In both these cases, a great deal of time is spent in understanding what could go wrong or put the project deadline / cost etc. at risk. This entails efforts spent in further anticipating a range of options that have little basis in the experience of the project participants. Effort expended, I find, is far greater in the tail than in the hump. This may be diagrammed as shown below where the total area under the curve is effort:
The tail and the hump
As the diagram shows, we expend a great deal of effort on what we know to be important (to our customer) and what we know will result in failure (of the system). What the diagram only hints at though is the extent of the effort spent on anticipating what might be valuable to a customer and those areas of system function that might fail under certain circumstances. This case is represented by the tail, running off the page for as long as we let it. In my experience the tail is far longer than this scale shows. The unknown and Priority In an ‘ideal’ case, what should we focus on? The graph below shows a hypothetical (and largely arbitrary) line that may be used to separate the important OR likely to fail from the unimportant or not known to fail. Wherever this line lies in reality is a job for the economists. For our purposes, it is sufficient to posit that there is some partition of the total effort spent that adds more value than the other.
We can think of effort spent above the line as being of higher priority than that below the line.
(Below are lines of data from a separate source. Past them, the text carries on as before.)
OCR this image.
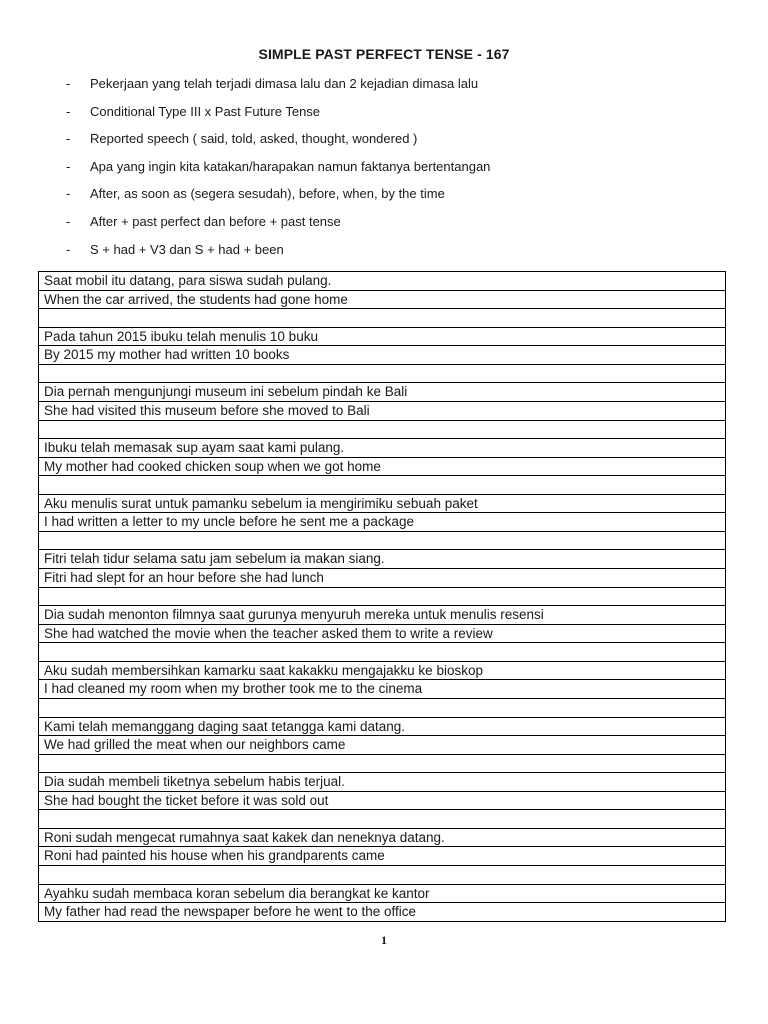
SIMPLE PAST PERFECT TENSE - 167
-	Pekerjaan yang telah terjadi dimasa lalu dan 2 kejadian dimasa lalu
-	Conditional Type III x Past Future Tense
-	Reported speech ( said, told, asked, thought, wondered )
-	Apa yang ingin kita katakan/harapakan namun faktanya bertentangan
-	After, as soon as (segera sesudah), before, when, by the time
-	After + past perfect dan before + past tense
-	S + had + V3 dan S + had + been
Saat mobil itu datang, para siswa sudah pulang.
When the car arrived, the students had gone home
Pada tahun 2015 ibuku telah menulis 10 buku
By 2015 my mother had written 10 books
Dia pernah mengunjungi museum ini sebelum pindah ke Bali
She had visited this museum before she moved to Bali
Ibuku telah memasak sup ayam saat kami pulang.
My mother had cooked chicken soup when we got home
Aku menulis surat untuk pamanku sebelum ia mengirimiku sebuah paket
I had written a letter to my uncle before he sent me a package
Fitri telah tidur selama satu jam sebelum ia makan siang.
Fitri had slept for an hour before she had lunch
Dia sudah menonton filmnya saat gurunya menyuruh mereka untuk menulis resensi
She had watched the movie when the teacher asked them to write a review
Aku sudah membersihkan kamarku saat kakakku mengajakku ke bioskop
I had cleaned my room when my brother took me to the cinema
Kami telah memanggang daging saat tetangga kami datang.
We had grilled the meat when our neighbors came
Dia sudah membeli tiketnya sebelum habis terjual.
She had bought the ticket before it was sold out
Roni sudah mengecat rumahnya saat kakek dan neneknya datang.
Roni had painted his house when his grandparents came
Ayahku sudah membaca koran sebelum dia berangkat ke kantor
My father had read the newspaper before he went to the office
1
The location of the line gives us a useful definition. The functionality entailed by the effort above the line may be thought of as a minimum viable product. In my experience, an MVP needs to capture enough of the basic requirements in the application’s domain to attract new users, but so much as to delay release while we tail-gaze.
We still have a problem though. How do we know that what we work on after delivering the MVP is worth the effort? Is it possible to avoid tail-gazing? Many projects seem to avoid this trap. How do they do it? The Lazy J Curve I propose that we can focus on priority and function such that we stay above our hypothetical line of value throughout a project, but it needs some outside guidance.
Lazy J Curve
The graph above is achieved by transforming the initial curve by placing it along a new x axis — the investment priority line. It shows some interesting properties.
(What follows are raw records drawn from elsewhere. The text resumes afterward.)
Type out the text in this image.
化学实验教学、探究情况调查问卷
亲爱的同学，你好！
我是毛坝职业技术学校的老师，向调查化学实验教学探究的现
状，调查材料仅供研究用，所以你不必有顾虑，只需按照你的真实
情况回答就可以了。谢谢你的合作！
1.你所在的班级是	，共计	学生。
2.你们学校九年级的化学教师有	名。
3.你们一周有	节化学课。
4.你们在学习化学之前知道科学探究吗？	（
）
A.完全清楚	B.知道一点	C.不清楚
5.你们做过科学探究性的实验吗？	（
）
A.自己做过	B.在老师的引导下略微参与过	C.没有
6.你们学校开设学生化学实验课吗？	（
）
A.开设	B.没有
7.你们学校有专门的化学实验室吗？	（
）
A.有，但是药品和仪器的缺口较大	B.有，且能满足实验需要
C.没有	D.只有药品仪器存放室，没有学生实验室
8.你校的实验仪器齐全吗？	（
- The hump is defined as being before a point specified as the feedback inflection point. This is the point at which we begin to actively acquire feedback from running an MVP.
- Before feedback, not all of the work we do is of uniform importance. I don’t want to pretend pseudo-science so the shape is illustrative only. However, it is clear that as we proceed towards what we think is good enough to release not all features are of equal importance.
- Why does the curve trend upwards after the feedback point? The only input, after we have dealt with the known features, that will ensure we do not dip down below the investment line must be something that ensures we are expending effort on what is valuable. This is feedback. Feedback will be from customers on which features resonate and from operations on how the platform as a whole is performing.
- What is intuitively attractive about this curve is that the long tail is consistent with agile experience. Your ability to stay profitable as you move into less familiar technical territory, driven by scale concerns, compliance and security etc., is balanced by your increased refinement on a product level of what your customer wants and needs.
I call the result, the ‘Lazy J curve’. Use it.